3. Doctor of Philosophy in Natural Language Processing: This degree path provides students with a comprehensive understanding of natural language processing and its applications. It covers topics such as text mining, machine translation, dialogue systems, and information retrieval. This degree path is ideal for those interested in pursuing a career in research or development in the field of natural language processing.
Developing Trends:
1. Natural Language Generation: Natural language generation (NLG) is a rapidly growing field of research that focuses on the automatic generation of natural language from structured data. This technology is being used in a variety of applications, such as summarization, question answering, and dialogue systems.

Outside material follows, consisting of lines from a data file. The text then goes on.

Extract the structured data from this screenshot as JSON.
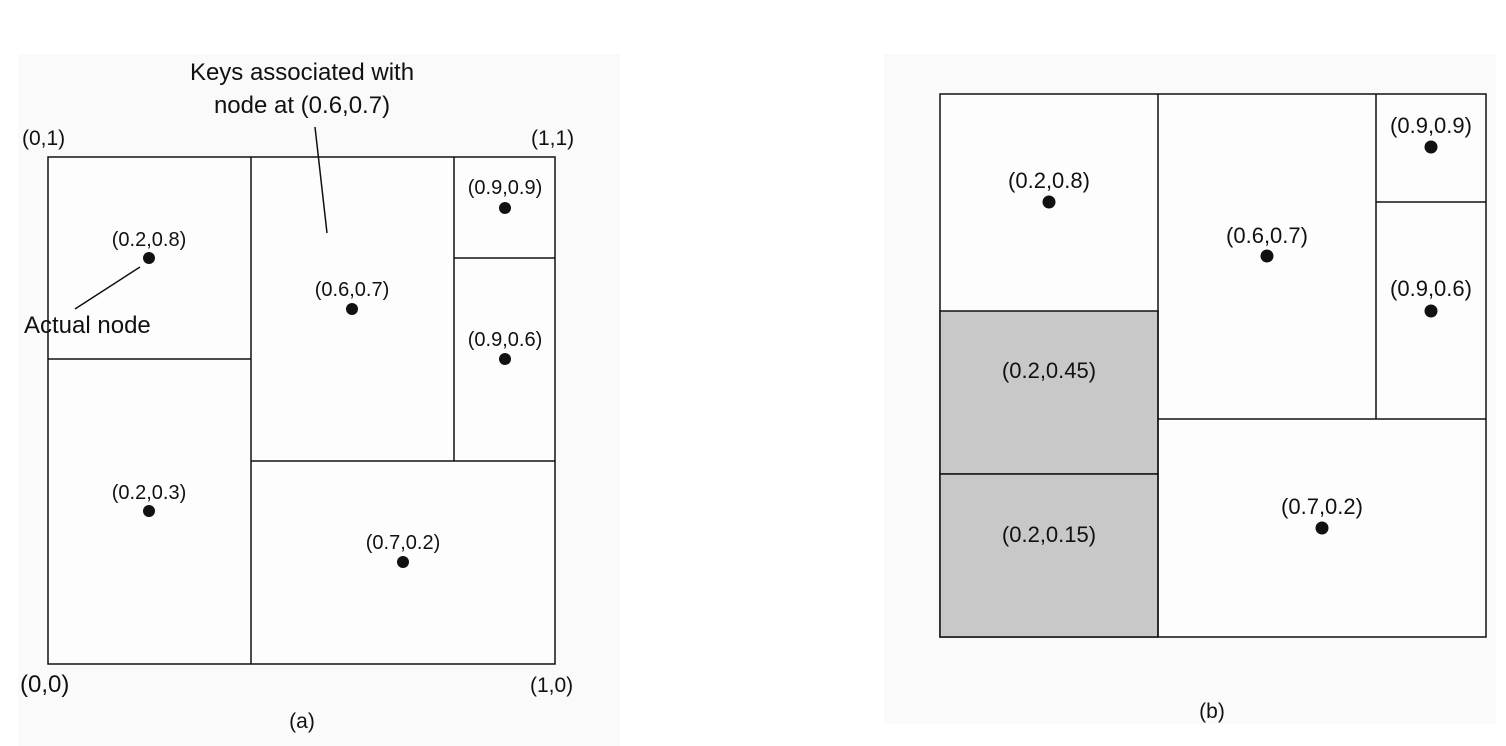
{
  "panel_a": {
    "callout_keys_line1": "Keys associated with",
    "callout_keys_line2": "node at (0.6,0.7)",
    "corner_top_left": "(0,1)",
    "corner_top_right": "(1,1)",
    "corner_bottom_left": "(0,0)",
    "corner_bottom_right": "(1,0)",
    "callout_actual_node": "Actual node",
    "caption": "(a)",
    "nodes": [
      {
        "label": "(0.2,0.8)"
      },
      {
        "label": "(0.6,0.7)"
      },
      {
        "label": "(0.9,0.9)"
      },
      {
        "label": "(0.9,0.6)"
      },
      {
        "label": "(0.2,0.3)"
      },
      {
        "label": "(0.7,0.2)"
      }
    ]
  },
  "panel_b": {
    "caption": "(b)",
    "nodes": [
      {
        "label": "(0.2,0.8)"
      },
      {
        "label": "(0.6,0.7)"
      },
      {
        "label": "(0.9,0.9)"
      },
      {
        "label": "(0.9,0.6)"
      },
      {
        "label": "(0.7,0.2)"
      }
    ],
    "shaded_regions": [
      {
        "label": "(0.2,0.45)"
      },
      {
        "label": "(0.2,0.15)"
      }
    ],
    "colors": {
      "shaded_fill": "#c8c8c8"
    }
  },
  "colors": {
    "background": "#fcfcfc",
    "line": "#111111"
  }
}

2. Deep Learning: Deep learning is a subset of machine learning that uses neural networks to learn from data. It has been used to great success in a variety of tasks, including natural language processing, computer vision, and speech recognition.

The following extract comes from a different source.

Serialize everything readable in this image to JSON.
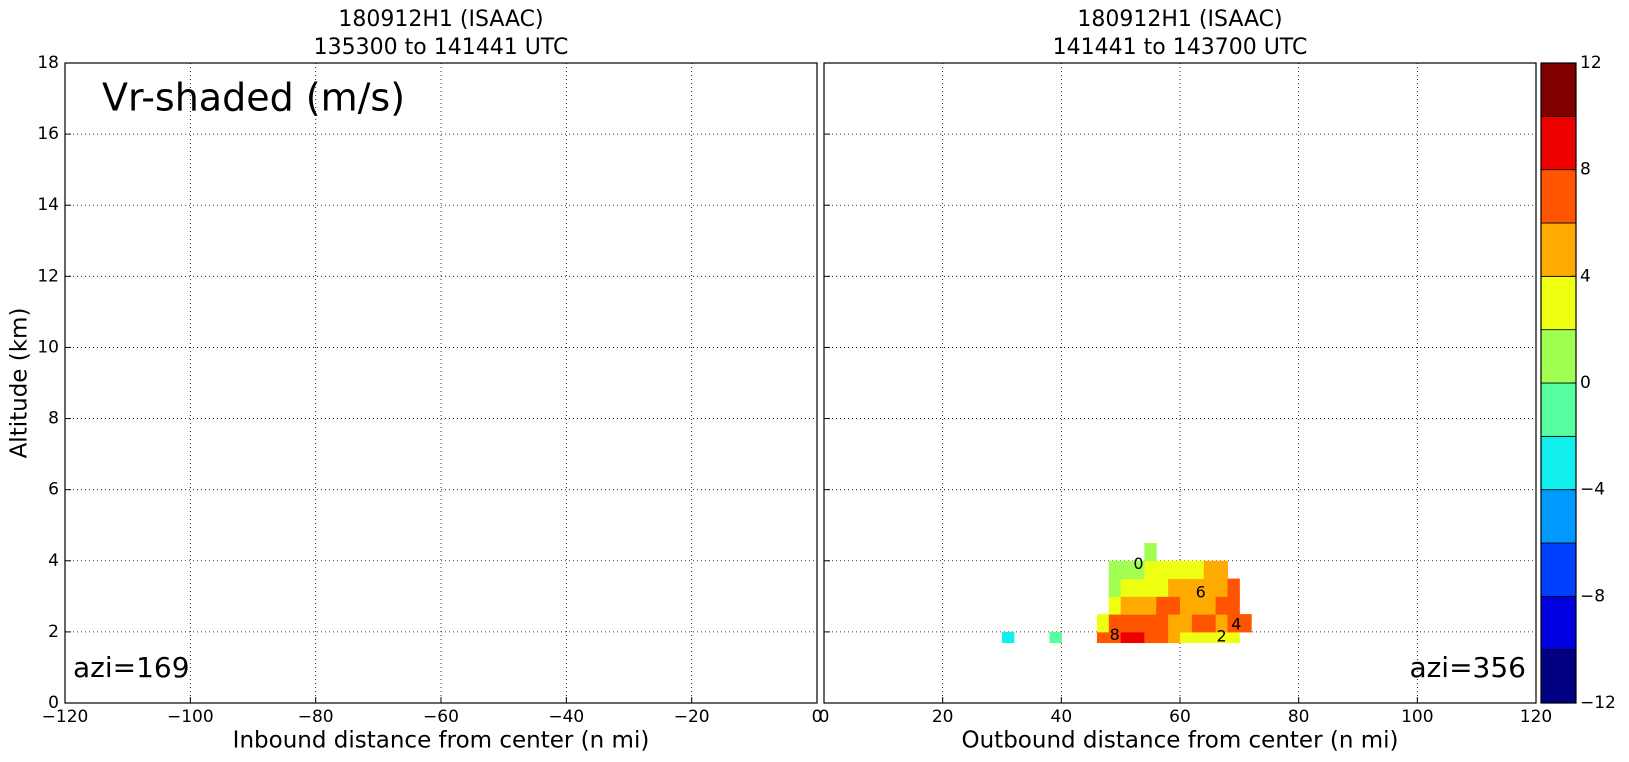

3. Reinforcement Learning: Reinforcement learning is a type of machine learning that focuses on learning from rewards and punishments. It has been used to great success in a variety of tasks, including natural language processing, robotics, and game playing.
Course Syllabus
Intro and text classification
In this module we will have two parts: first, a broad overview of NLP area and our course goals, and second, a text classification task. It is probably the most popular task that you would deal with in real life. It could be news flows classification, sentiment analysis, spam filtering, etc. You will learn how to go from raw texts to predicted classes both with traditional methods (e.g. linear classifiers) and deep learning techniques (e.g. Convolutional Neural Nets).Language modeling and sequence tagging
In this module we will treat texts as sequences of words. You will learn how to predict next words given some previous words. This task is called language modeling and it is used for suggests in search, machine translation, chat-bots, etc. Also you will learn how to predict a sequence of tags for a sequence of words. It could be used to determine part-of-speech tags, named entities or any other tags, e.g. ORIG and DEST in "flights from Moscow to Zurich" query. We will cover methods based on probabilistic graphical models and deep learning.Vector Space Models of Semantics
This module is devoted to a higher abstraction for texts: we will learn vectors that represent meanings. First, we will discuss traditional models of distributional semantics. They are based on a very intuitive idea: "you shall know the word by the company it keeps". Second, we will cover modern tools for word and sentence embeddings, such as word2vec, FastText, StarSpace, etc. Finally, we will discuss how to embed the whole documents with topic models and how these models can be used for search and data exploration.Sequence to sequence tasks
Nearly any task in NLP can be formulates as a sequence to sequence task: machine translation, summarization, question answering, and many more. In this module we will learn a general encoder-decoder-attention architecture that can be used to solve them. We will cover machine translation in more details and you will see how attention technique resembles word alignment task in traditional pipeline.Dialog systems
This week we will overview so-called task-oriented dialog systems like Apple Siri or Amazon Alexa. We will look in details at main building blocks of such systems namely Natural Language Understanding (NLU) and Dialog Manager (DM). We hope this week will encourage you to build your own dialog system as a final project!